そこでもってし、雀こ欲うして歌った方図のわらわ、打ち寄り、もめたずおん。

――誰をし貰ればええべがな?

――はにやすのヒサこと貰れば、どうだべ?

――鼻たれて、きたなきも。

――タキだば、ええねし。

――女くされ、おかしじゃよ。

――タキは、ええべせえ。

――そうだべがな。

そうした案配こ、とうとうタキこと貰るようにきまったずおん。

――右りのはずれの雀こ欲うし。

て、歌ったもんだずおん。

タキの方図では、心根っこわるくかかったとせえ。

――羽こ、ねえはで呉れらえね。

――羽こ呉れるはで飛んで来い。

こちで歌ったどもし、向うの方図で調子ばあわれに、また歌ったずおん。

――杉の木、火事で行かえない。

したどもし、こちの方図では、やたら欲しくて歌ったとせえ。

――その火事よけて飛んで来い。

向うの方図では、雀こ一羽はなしてよこしたずおん。
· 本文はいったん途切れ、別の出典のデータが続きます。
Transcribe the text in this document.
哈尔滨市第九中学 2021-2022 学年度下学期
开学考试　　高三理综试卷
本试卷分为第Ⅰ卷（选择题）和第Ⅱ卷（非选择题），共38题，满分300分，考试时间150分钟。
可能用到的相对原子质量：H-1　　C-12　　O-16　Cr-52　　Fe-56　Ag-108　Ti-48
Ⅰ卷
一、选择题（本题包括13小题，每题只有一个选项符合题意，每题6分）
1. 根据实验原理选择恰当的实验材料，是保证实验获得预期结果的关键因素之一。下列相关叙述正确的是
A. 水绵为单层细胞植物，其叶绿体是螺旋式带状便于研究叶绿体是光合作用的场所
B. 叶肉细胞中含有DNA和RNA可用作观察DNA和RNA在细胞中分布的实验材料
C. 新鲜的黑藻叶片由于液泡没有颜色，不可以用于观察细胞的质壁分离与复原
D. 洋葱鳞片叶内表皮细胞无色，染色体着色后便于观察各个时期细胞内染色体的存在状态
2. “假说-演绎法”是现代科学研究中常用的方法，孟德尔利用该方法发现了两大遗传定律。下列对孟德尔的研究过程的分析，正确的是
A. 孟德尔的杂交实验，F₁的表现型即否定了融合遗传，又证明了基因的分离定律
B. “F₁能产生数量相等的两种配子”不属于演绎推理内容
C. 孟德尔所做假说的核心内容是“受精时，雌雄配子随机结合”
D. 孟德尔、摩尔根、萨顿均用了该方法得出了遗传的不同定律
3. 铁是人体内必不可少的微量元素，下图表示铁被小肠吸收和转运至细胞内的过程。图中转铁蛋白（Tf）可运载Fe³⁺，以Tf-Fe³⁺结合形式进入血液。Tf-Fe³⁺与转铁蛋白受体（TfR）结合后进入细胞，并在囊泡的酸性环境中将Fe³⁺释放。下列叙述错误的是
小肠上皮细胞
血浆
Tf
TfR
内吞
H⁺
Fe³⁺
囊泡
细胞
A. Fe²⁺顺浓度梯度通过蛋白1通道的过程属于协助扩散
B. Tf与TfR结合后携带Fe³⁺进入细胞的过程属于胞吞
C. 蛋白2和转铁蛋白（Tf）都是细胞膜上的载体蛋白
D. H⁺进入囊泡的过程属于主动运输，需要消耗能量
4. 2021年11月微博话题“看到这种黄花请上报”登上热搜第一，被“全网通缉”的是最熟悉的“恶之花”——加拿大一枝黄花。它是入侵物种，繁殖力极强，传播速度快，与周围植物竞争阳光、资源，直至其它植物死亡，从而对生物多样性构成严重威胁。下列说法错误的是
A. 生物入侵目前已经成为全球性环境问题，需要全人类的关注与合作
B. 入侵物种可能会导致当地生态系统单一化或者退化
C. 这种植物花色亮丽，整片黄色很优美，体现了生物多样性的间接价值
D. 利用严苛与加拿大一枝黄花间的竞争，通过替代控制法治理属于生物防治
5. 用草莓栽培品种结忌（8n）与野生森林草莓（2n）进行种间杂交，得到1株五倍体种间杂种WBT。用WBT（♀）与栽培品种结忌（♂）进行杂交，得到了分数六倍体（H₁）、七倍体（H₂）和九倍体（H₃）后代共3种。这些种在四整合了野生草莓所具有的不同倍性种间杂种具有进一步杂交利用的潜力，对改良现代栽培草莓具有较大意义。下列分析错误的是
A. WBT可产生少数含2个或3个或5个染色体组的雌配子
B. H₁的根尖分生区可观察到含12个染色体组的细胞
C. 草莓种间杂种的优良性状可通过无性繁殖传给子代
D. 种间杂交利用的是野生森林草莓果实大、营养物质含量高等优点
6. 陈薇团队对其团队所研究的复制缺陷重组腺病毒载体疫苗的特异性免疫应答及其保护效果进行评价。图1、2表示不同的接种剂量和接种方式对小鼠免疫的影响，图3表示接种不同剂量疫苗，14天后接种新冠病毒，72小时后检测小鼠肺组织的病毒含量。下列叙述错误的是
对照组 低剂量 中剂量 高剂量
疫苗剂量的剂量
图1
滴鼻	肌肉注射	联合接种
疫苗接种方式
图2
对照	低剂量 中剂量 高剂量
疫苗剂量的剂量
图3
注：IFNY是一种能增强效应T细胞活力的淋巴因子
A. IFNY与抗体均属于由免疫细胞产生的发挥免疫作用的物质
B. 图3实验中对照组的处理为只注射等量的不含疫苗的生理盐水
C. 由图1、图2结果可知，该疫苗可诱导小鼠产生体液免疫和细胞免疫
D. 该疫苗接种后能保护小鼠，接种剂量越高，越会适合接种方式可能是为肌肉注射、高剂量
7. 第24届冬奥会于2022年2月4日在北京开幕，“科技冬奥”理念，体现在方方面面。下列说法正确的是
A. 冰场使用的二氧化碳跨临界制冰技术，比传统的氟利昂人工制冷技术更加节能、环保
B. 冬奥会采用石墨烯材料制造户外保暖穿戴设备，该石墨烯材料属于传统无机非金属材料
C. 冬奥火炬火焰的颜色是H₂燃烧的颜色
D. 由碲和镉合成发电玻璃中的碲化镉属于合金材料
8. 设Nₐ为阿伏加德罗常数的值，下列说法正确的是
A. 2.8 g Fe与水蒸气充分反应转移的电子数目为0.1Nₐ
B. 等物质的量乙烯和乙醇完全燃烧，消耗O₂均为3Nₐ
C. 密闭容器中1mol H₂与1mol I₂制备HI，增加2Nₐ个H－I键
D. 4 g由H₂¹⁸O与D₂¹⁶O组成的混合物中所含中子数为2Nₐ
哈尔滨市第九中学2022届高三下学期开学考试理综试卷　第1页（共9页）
タキは雀こ、ふたかたの腕こと翼みんたに拡げ、ぱお、ぱお、ぱお、て羽ばたきの音をし口でしゃべりしゃべりて、野火の焔よけて飛んで来たとせえ。

これ、おらの国の、わらわの遊びごとだおん。こうして一羽一羽と雀こ貰るんだどもし、おしめに一羽のこれば、その雀こ、こんど歌わねばなんねのだおん。